What has the government done in the specific case of obstetric emergency services? 

“This year, in an attempt to respond to the difficulties in maintaining functioning emergency services in gynecology/obstetrics, the government set up a monitoring commission to accompany the response in gynecology/obstetrics and childbirth departments.

“The first measure taken was to create a space on the health portal with information about the opening hours of each obstetrics service, allowing pregnant women to see which services are closed.

“The commission is also part of the technical group preparing a proposal for the creation of a hospital referral network in maternal and child health”.

Looking closely at these three ‘actions’, one can see that very little has actually been done; certainly nothing has been done to reverse the problems.

What are hospital referral networks? 

“The Hospital Referral Networks aim to regulate relations of complementary and technical support between hospitals, in order to guarantee access of all patients to health care services and units” (This too is a sweeping statement in as much as ‘guaranteeing access’ can mean people having to travel huge distances to receive healthcare that ‘normally’ would be offered much closer to home).

What is the government negotiating now with doctors?

“The government’s negotiations with medical unions involve structural issues such as full dedication to the SNS (ie no part time work in private hospitals), the valorisation of work in emergency services and the regulation of organisation of medical work.
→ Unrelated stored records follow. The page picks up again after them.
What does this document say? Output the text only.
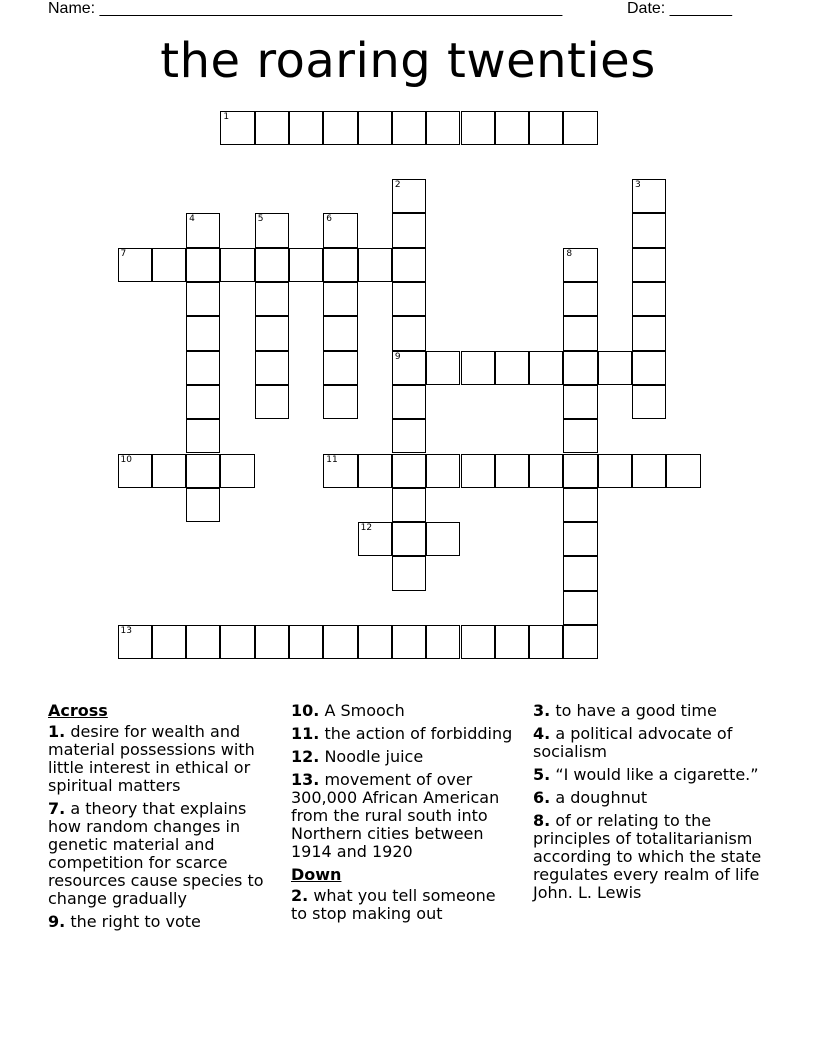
Name: ____________________________________________________	Date: _______
the roaring twenties
1
7
9
10	11
12
13
2	3
4	5	6
8
Across
1. desire for wealth and material possessions with little interest in ethical or spiritual matters
7. a theory that explains how random changes in genetic material and competition for scarce resources cause species to change gradually
9. the right to vote
10. A Smooch
11. the action of forbidding
12. Noodle juice
13. movement of over 300,000 African American from the rural south into Northern cities between 1914 and 1920
Down
2. what you tell someone to stop making out
3. to have a good time
4. a political advocate of socialism
5. “I would like a cigarette.”
6. a doughnut
8. of or relating to the principles of totalitarianism according to which the state regulates every realm of life John. L. Lewis
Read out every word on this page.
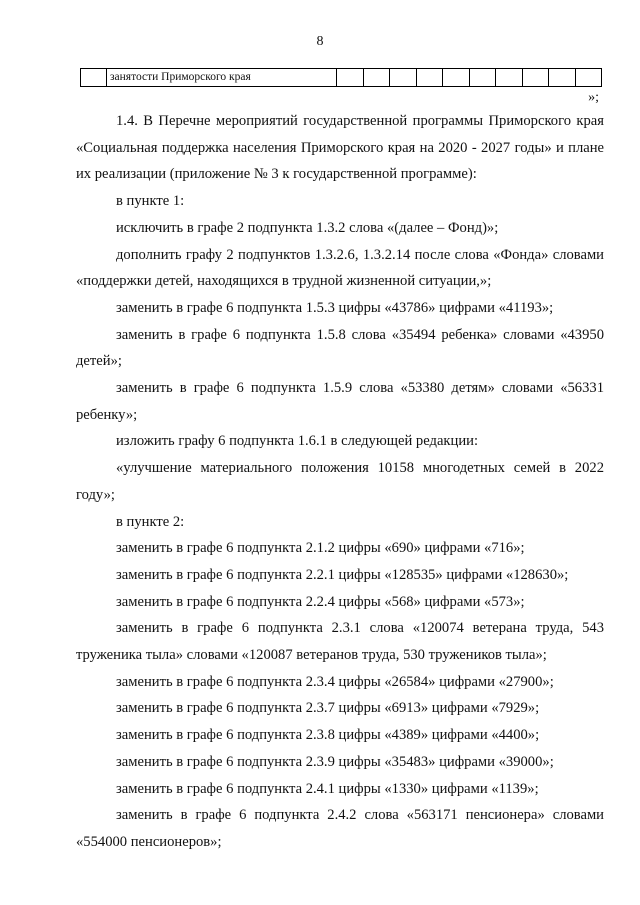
8
	занятости Приморского края										
»;

1.4. В Перечне мероприятий государственной программы Приморского края «Социальная поддержка населения Приморского края на 2020 - 2027 годы» и плане их реализации (приложение № 3 к государственной программе):

в пункте 1:

исключить в графе 2 подпункта 1.3.2 слова «(далее – Фонд)»;

дополнить графу 2 подпунктов 1.3.2.6, 1.3.2.14 после слова «Фонда» словами «поддержки детей, находящихся в трудной жизненной ситуации,»;

заменить в графе 6 подпункта 1.5.3 цифры «43786» цифрами «41193»;

заменить в графе 6 подпункта 1.5.8 слова «35494 ребенка» словами «43950 детей»;

заменить в графе 6 подпункта 1.5.9 слова «53380 детям» словами «56331 ребенку»;

изложить графу 6 подпункта 1.6.1 в следующей редакции:

«улучшение материального положения 10158 многодетных семей в 2022 году»;

в пункте 2:

заменить в графе 6 подпункта 2.1.2 цифры «690» цифрами «716»;

заменить в графе 6 подпункта 2.2.1 цифры «128535» цифрами «128630»;

заменить в графе 6 подпункта 2.2.4 цифры «568» цифрами «573»;

заменить в графе 6 подпункта 2.3.1 слова «120074 ветерана труда, 543 труженика тыла» словами «120087 ветеранов труда, 530 тружеников тыла»;

заменить в графе 6 подпункта 2.3.4 цифры «26584» цифрами «27900»;

заменить в графе 6 подпункта 2.3.7 цифры «6913» цифрами «7929»;

заменить в графе 6 подпункта 2.3.8 цифры «4389» цифрами «4400»;

заменить в графе 6 подпункта 2.3.9 цифры «35483» цифрами «39000»;

заменить в графе 6 подпункта 2.4.1 цифры «1330» цифрами «1139»;

заменить в графе 6 подпункта 2.4.2 слова «563171 пенсионера» словами «554000 пенсионеров»;
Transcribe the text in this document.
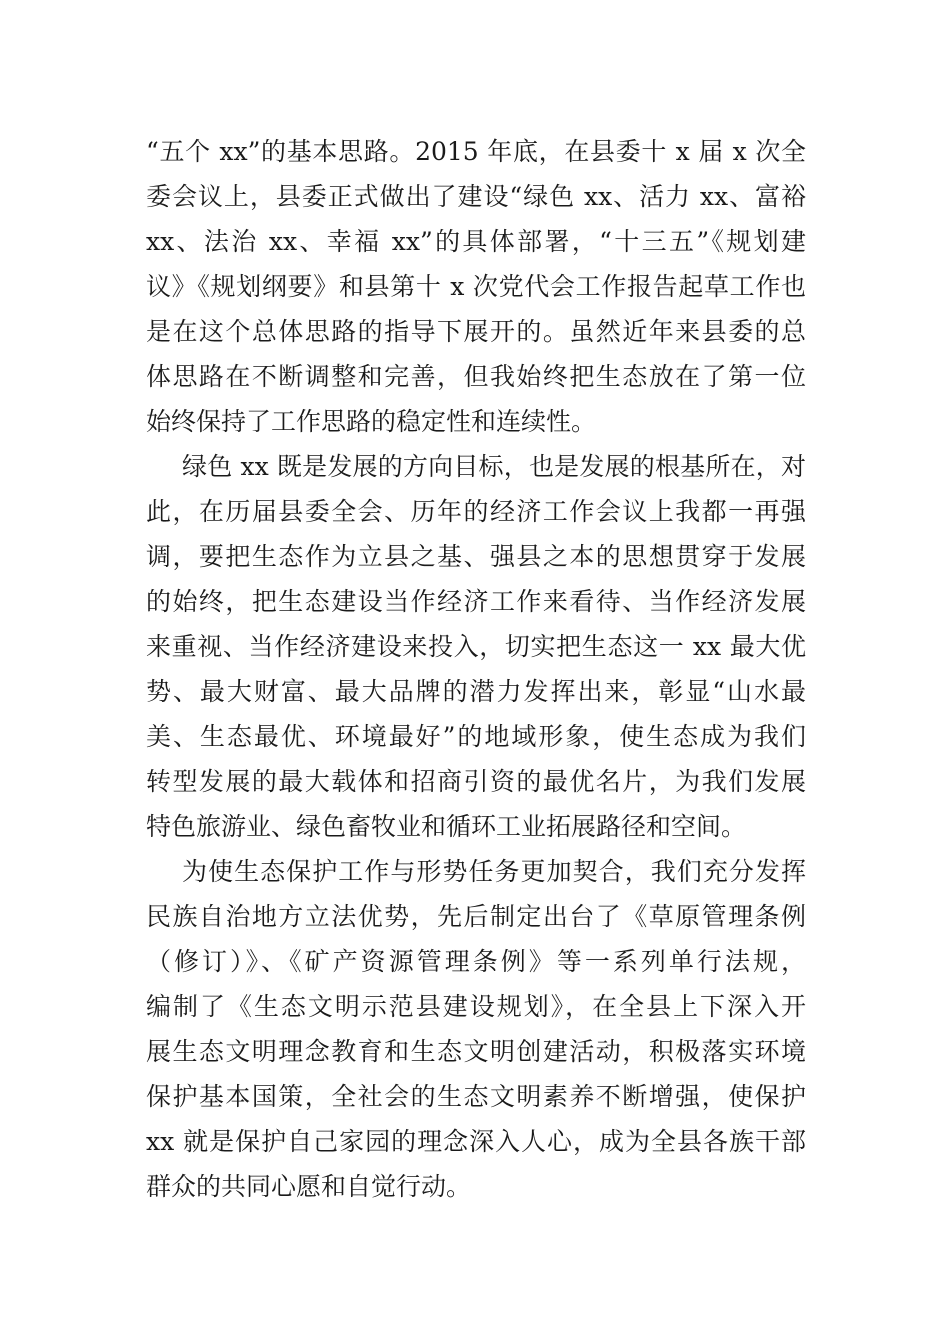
“五个 xx”的基本思路。2015 年底，在县委十 x 届 x 次全
委会议上，县委正式做出了建设“绿色 xx、活力 xx、富裕
xx、法治 xx、幸福 xx”的具体部署，“十三五”《规划建
议》《规划纲要》和县第十 x 次党代会工作报告起草工作也
是在这个总体思路的指导下展开的。虽然近年来县委的总
体思路在不断调整和完善，但我始终把生态放在了第一位
始终保持了工作思路的稳定性和连续性。
绿色 xx 既是发展的方向目标，也是发展的根基所在，对
此，在历届县委全会、历年的经济工作会议上我都一再强
调，要把生态作为立县之基、强县之本的思想贯穿于发展
的始终，把生态建设当作经济工作来看待、当作经济发展
来重视、当作经济建设来投入，切实把生态这一 xx 最大优
势、最大财富、最大品牌的潜力发挥出来，彰显“山水最
美、生态最优、环境最好”的地域形象，使生态成为我们
转型发展的最大载体和招商引资的最优名片，为我们发展
特色旅游业、绿色畜牧业和循环工业拓展路径和空间。
为使生态保护工作与形势任务更加契合，我们充分发挥
民族自治地方立法优势，先后制定出台了《草原管理条例
（修订）》、《矿产资源管理条例》等一系列单行法规，
编制了《生态文明示范县建设规划》，在全县上下深入开
展生态文明理念教育和生态文明创建活动，积极落实环境
保护基本国策，全社会的生态文明素养不断增强，使保护
xx 就是保护自己家园的理念深入人心，成为全县各族干部
群众的共同心愿和自觉行动。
In addition, at the end of July, the government and unions agreed to include salary scales for SNS doctors in negotiations.

Is the problem only about money?


“In their negotiations with the government and medical unions have always emphasized the need to review salary scales, but  stress that it is not only the difference in salaries offered by the SNS and the private sector that make doctors leave the public services.

“They have also emphasized inequalities in payments offered service providers for work in emergency departments, which are always a great deal more than what is paid to permanent staff/ professionals.

“Another problem is “conditions in the public health service (obsolete facilities and equipment)”.

What do the Portuguese Medical Association and the trade unions say? 

Both recognise that “none of these problems are new“, but they have been getting progressively worse, admits Lusa – until the country arrived at this point: August, with heavily pregnant women everywhere wondering whether they will be lucky when the big day comes – and find a local maternity unit open – or will they face travelling kms away from home, trying to find a safe place to deliver their babies?